Revision ae71c3867972308a2f86409d727216c52cb1635c authored by Aelphy on 21 April 2023, 16:48:24 UTC, committed by Aelphy on 21 April 2023, 16:48:24 UTC
1 parent 62ba85b
lesson_19_wrapper_funcs.cpp
// Halide tutorial lesson 19: Wrapper Funcs
// This lesson demonstrates how to use Func::in and ImageParam::in to
// schedule a Func differently in different places, and to stage loads
// from a Func or an ImageParam.
// On linux, you can compile and run it like so:
// g++ lesson_19*.cpp -g -I <path/to/Halide.h> -L <path/to/libHalide.so> -lHalide -lpthread -ldl -o lesson_19 -std=c++17
// LD_LIBRARY_PATH=<path/to/libHalide.so> ./lesson_19
// On os x:
// g++ lesson_19*.cpp -g -I <path/to/Halide.h> -L <path/to/libHalide.so> -lHalide -o lesson_19 -std=c++17
// DYLD_LIBRARY_PATH=<path/to/libHalide.dylib> ./lesson_19
// If you have the entire Halide source tree, you can also build it by
// running:
// make tutorial_lesson_19_wrapper_funcs
// in a shell at the top of the halide source tree.
// The only Halide header file you need is Halide.h.
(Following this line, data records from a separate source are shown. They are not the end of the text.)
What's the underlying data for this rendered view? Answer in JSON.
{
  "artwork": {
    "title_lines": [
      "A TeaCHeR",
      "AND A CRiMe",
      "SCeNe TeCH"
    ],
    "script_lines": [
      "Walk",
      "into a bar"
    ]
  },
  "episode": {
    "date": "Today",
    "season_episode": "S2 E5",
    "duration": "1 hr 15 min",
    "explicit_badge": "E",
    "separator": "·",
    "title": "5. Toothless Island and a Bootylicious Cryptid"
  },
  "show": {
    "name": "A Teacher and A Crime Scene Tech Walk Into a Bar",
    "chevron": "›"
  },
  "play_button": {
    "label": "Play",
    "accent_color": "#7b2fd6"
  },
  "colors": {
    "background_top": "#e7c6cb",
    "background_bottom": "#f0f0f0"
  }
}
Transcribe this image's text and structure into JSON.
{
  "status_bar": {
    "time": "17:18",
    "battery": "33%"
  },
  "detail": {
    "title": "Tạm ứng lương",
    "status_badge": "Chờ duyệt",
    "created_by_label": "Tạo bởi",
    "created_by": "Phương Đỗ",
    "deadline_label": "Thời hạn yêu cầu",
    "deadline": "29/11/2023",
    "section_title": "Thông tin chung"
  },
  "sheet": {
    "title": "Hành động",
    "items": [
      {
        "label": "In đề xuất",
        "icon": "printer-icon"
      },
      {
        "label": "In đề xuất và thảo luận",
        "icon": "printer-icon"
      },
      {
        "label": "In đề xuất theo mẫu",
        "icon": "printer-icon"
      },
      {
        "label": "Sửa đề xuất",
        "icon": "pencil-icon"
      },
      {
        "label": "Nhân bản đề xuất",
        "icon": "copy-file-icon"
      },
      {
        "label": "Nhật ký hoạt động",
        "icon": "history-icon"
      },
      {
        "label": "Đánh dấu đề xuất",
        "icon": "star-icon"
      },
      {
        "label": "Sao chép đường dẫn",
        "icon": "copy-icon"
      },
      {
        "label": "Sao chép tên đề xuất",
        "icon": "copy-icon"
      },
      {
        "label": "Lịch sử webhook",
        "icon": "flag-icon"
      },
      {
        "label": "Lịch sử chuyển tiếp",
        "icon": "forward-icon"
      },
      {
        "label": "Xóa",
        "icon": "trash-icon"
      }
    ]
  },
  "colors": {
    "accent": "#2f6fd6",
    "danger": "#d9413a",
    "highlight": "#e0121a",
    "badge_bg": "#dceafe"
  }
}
It includes all of Halide.
#include "Halide.h"
// We'll also include stdio for printf.
#include <stdio.h>
using namespace Halide;
int main(int argc, char **argv) {
// First we'll declare some Vars to use below.
Var x("x"), y("y"), xo("xo"), yo("yo"), xi("xi"), yi("yi");
// This lesson will be about "wrapping" a Func or an ImageParam using the
// Func::in and ImageParam::in directives
{
// Consider a simple two-stage pipeline:
Func f("f_local"), g("g_local");
f(x, y) = x + y;
g(x, y) = 2 * f(x, y) + 3;
f.compute_root();
// This produces the following loop nests:
// for y:
// for x:
// f(x, y) = x + y
// for y:
// for x:
// g(x, y) = 2 * f(x, y) + 3
// Using Func::in, we can interpose a new Func in between f
// and g using the schedule alone:
Func f_in_g = f.in(g);
f_in_g.compute_root();
// Equivalently, we could also chain the schedules like so:
// f.in(g).compute_root();
// This produces the following three loop nests:
// for y:
// for x:
// f(x, y) = x + y
// for y:
// for x:
// f_in_g(x, y) = f(x, y)
// for y:
// for x:
// g(x, y) = 2 * f_in_g(x, y) + 3
g.realize({5, 5});
// See figures/lesson_19_wrapper_local.mp4 for a visualization.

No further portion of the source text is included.